Despite the importance of these tags for searchability, many are either poorly constructed or left blank. Some pages are tagged simply “Home Page” or “Index.” This gives a search engine almost nothing to work with. Dramatic results can be achieved by simply changing these tags to include the very words your customers are most likely to search for, such as “flowers Littleton peonies marigolds tulips” in our previous example. Each page’s metatags should be stuffed full of these “keywords” to ensure maximum searchability. 

 

Architecture: This term sounds more intimidating than it really is. It simply means that you have to maximize your Web site’s architecture to make it search-engine friendly. For example, always include a site map.

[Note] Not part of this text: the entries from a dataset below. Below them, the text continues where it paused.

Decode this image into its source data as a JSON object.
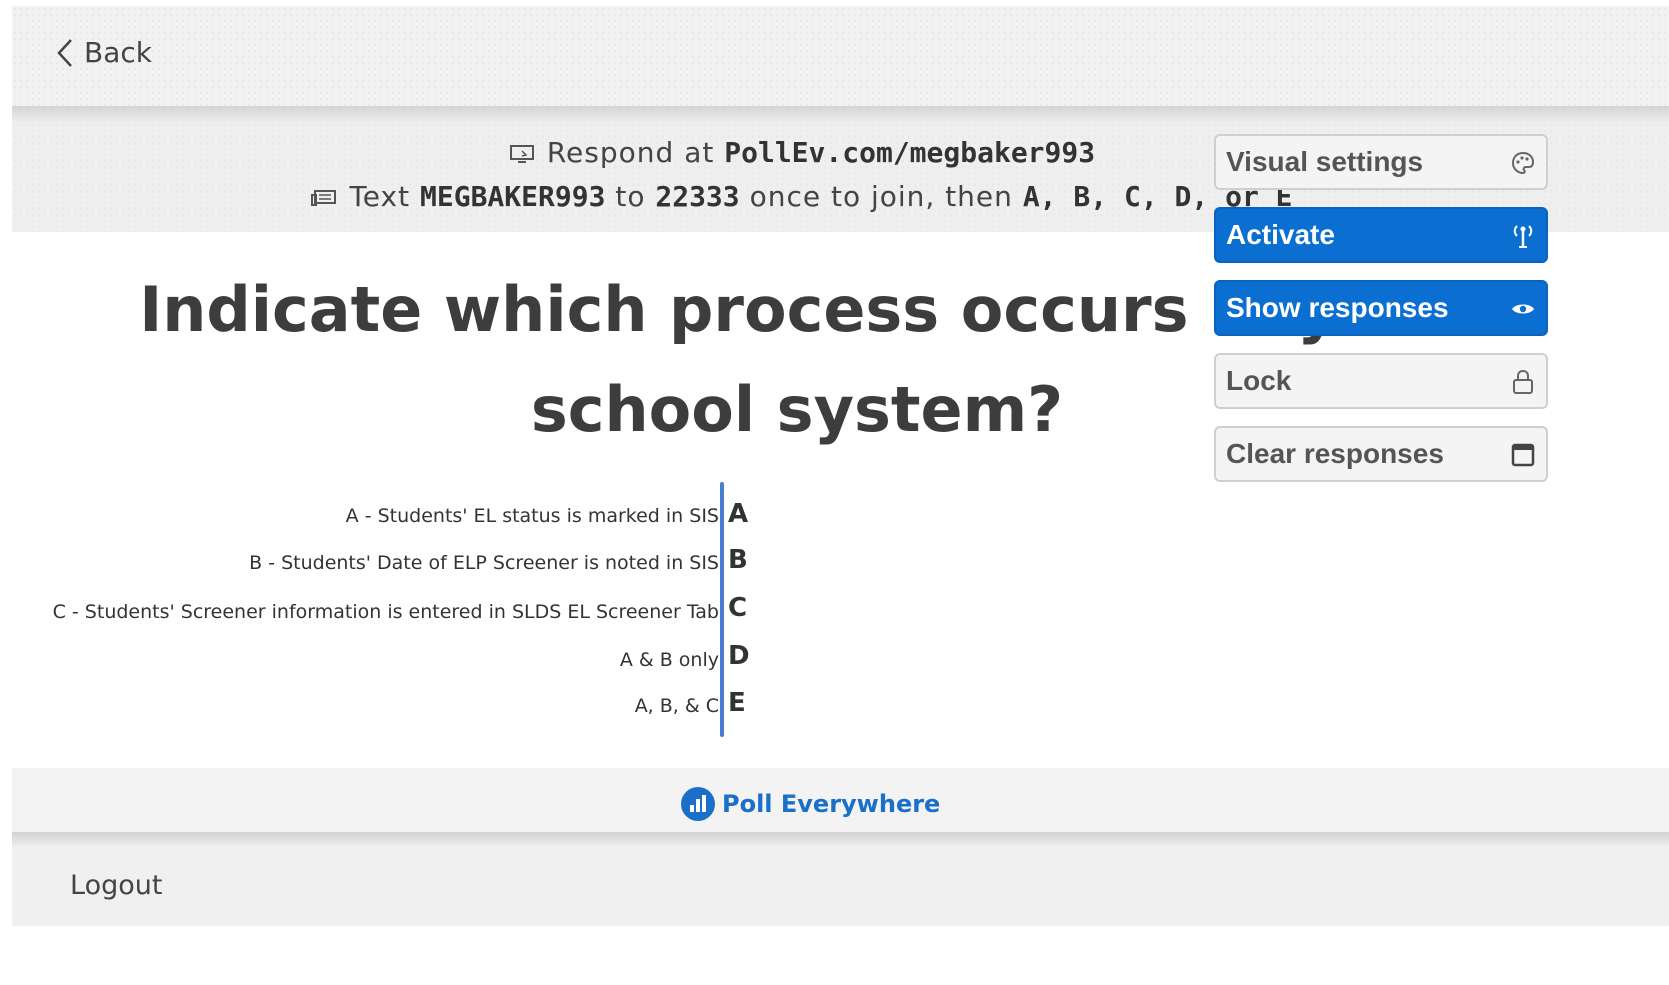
{
  "topbar": {
    "back_label": "Back"
  },
  "instructions": {
    "line1_prefix": "Respond at",
    "line1_url": "PollEv.com/megbaker993",
    "line2_text": "Text",
    "line2_code": "MEGBAKER993",
    "line2_to": "to",
    "line2_number": "22333",
    "line2_mid": "once to join, then",
    "line2_options": "A, B, C, D, or E"
  },
  "question": {
    "title": "Indicate which process occurs in your school system?"
  },
  "options": [
    {
      "label": "A - Students' EL status is marked in SIS",
      "letter": "A"
    },
    {
      "label": "B - Students' Date of ELP Screener is noted in SIS",
      "letter": "B"
    },
    {
      "label": "C - Students' Screener information is entered in SLDS EL Screener Tab",
      "letter": "C"
    },
    {
      "label": "A & B only",
      "letter": "D"
    },
    {
      "label": "A, B, & C",
      "letter": "E"
    }
  ],
  "footer": {
    "brand": "Poll Everywhere",
    "logout_label": "Logout"
  },
  "panel": {
    "visual_settings": "Visual settings",
    "activate": "Activate",
    "show_responses": "Show responses",
    "lock": "Lock",
    "clear_responses": "Clear responses"
  },
  "colors": {
    "accent_blue": "#0a6fd1",
    "axis_blue": "#4a7ccf"
  },
  "icons": [
    "chevron-left-icon",
    "monitor-icon",
    "sms-icon",
    "palette-icon",
    "antenna-icon",
    "eye-icon",
    "lock-icon",
    "trash-icon",
    "poll-everywhere-logo"
  ]
}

These maps, while largely useless to human visitors, are good for allowing a search engine to index all of the pages on your Web site with one visit. Also, make sure you include a link back to the home page (and other site sections) at the bottom of each page.

 

Content: When it comes to content, more is always better for optimal search engine optimization. That’s why Keith recommends that you always make your blog a central and integral part of your company Web site, rather than a separate, standalone site that links back to your main one. “Search engines are like animals looking for food,” says Keith. “You can train them to keep coming back for fresh content, if they know they can depend on it.” Keith also recommends that within the content you are producing you include many of the keywords that you know customers will be searching for. “Remember that you are writing for both humans and machines,” says Keith. “You have to be a little double-minded.”

 

There are many other ways to improve a Web site’s searchability, but by addressing these three issues you’re likely to see your search results improve in just a couple of months. And the benefits of these improvements won’t be hard to find.

 

Dan Briody is the author of two books and is the former Executive Editor of CIO Insight Magazine, a leading publication for information technology managers. He is also a frequent contributor on technology topics for Wired, Inc. and Business Week magazines.